Reforge identifies five myths that prevent teams from building effective experimentation programs. Each myth contrasts a common belief with the reality of how strategic experimentation works:

“Experimentation is small random hacks” — Testing button colors and copy changes in isolation. Reality: a healthy program runs a series of tests within a product theme that build on each other, deepening insight over time. Big wins usually stem from a trail of earlier iterations.
“Analysis ends at win/loss” — Ship winners, discard losers. Reality: every test should generate deeper questions. A “loss” that reveals user behavior is more valuable than a “win” you can’t explain. The systematic compounding of learning is the point.
“Experimentation is only for small optimizations” — Reality: the best programs build portfolios spanning simplification to full product reinvention. Experimentation is how you de-risk strategic innovations, not just polish edges.
“Experimentation is cheap, do it constantly” — Used as an insurance policy (“just test it”) or argument settler. Reality: experiments are expensive in time, people, and opportunity cost. The goal is to reduce cost over time through infrastructure and process, while increasing impact through better idea generation. Aim for the high-impact, low-cost quadrant.
“Experimentation = testing” — Reality: experimentation is a four-layer pyramid: (1) identify strategic opportunities, (2) develop potential solutions, (3) test and validate, (4) implement. Testing is one layer. An experimentation program is all four layers as a repeatable system.

Relevance

For 01-projects/squarely-puzzles/index:

At current scale, we probably cannot run statistically significant A/B tests. But we can run the broader experimentation pyramid: identify opportunities, develop solutions, test qualitatively, implement.
Myth 4 is relevant — we should not “just test” every cover design or title variation. Be strategic about what we test and why.

For 01-projects/newsletter/index:

Subject line and format testing is myth 1 territory if done in isolation. Better: pick a theme (e.g., “increase reply rate”) and run a series of experiments that build insight.
Myth 2 applies directly — when an issue gets low engagement, dig into why rather than just moving on.

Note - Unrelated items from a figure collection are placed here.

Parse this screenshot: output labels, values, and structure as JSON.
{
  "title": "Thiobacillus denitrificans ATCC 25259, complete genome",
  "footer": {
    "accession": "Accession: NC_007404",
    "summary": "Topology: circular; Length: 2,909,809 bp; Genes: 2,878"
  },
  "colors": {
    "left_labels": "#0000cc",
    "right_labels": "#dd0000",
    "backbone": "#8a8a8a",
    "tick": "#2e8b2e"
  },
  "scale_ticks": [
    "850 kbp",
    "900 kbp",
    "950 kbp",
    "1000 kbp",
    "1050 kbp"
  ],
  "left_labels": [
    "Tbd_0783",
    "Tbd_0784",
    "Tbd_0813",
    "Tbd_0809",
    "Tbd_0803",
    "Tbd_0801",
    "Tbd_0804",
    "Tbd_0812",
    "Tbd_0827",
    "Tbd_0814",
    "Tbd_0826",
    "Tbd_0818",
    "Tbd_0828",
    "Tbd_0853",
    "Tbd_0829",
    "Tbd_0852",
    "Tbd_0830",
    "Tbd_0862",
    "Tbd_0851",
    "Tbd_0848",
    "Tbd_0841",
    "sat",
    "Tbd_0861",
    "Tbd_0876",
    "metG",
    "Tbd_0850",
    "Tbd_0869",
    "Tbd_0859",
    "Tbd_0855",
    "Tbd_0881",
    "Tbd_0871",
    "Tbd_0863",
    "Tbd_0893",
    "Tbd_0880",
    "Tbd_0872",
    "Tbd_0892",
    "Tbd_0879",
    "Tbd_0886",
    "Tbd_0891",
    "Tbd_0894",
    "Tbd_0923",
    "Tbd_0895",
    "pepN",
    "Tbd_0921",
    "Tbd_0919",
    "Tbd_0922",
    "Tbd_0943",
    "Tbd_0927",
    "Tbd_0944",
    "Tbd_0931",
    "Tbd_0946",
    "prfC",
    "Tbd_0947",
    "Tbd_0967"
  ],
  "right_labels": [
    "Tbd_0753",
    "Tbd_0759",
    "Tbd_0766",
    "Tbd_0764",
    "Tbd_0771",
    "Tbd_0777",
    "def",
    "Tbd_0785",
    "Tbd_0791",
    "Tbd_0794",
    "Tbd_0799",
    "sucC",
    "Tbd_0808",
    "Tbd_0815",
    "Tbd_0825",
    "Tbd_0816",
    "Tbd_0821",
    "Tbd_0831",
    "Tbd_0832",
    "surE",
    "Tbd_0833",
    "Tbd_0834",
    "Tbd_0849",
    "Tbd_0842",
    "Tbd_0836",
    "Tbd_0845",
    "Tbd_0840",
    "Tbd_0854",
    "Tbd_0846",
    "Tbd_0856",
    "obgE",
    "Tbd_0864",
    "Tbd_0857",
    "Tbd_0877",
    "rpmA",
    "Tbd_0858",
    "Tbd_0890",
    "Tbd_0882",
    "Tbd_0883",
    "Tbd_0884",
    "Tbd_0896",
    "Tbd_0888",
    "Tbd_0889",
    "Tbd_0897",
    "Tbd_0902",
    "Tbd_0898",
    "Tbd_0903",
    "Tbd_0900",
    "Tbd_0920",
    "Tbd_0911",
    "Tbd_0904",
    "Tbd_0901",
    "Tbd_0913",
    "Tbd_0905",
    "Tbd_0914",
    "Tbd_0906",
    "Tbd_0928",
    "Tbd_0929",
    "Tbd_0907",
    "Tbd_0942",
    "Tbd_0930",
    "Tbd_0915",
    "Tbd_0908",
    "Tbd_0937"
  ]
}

Connects to 06-reference/2026-04-03-growth-loops-new-funnels — experimentation is how you discover and validate which loops actually work. Connects to 06-reference/2026-04-03-four-fits-framework — experimentation helps validate each “fit” rather than assuming it.

Open Questions

What does a lightweight experimentation system look like at our scale? We don’t have millions of users for A/B testing.
How do we build the “iterate on failures” muscle (myth 2) when the temptation is to move fast?
For Squarely Puzzles, what are the strategic opportunities worth experimenting on vs. the small optimizations we should skip?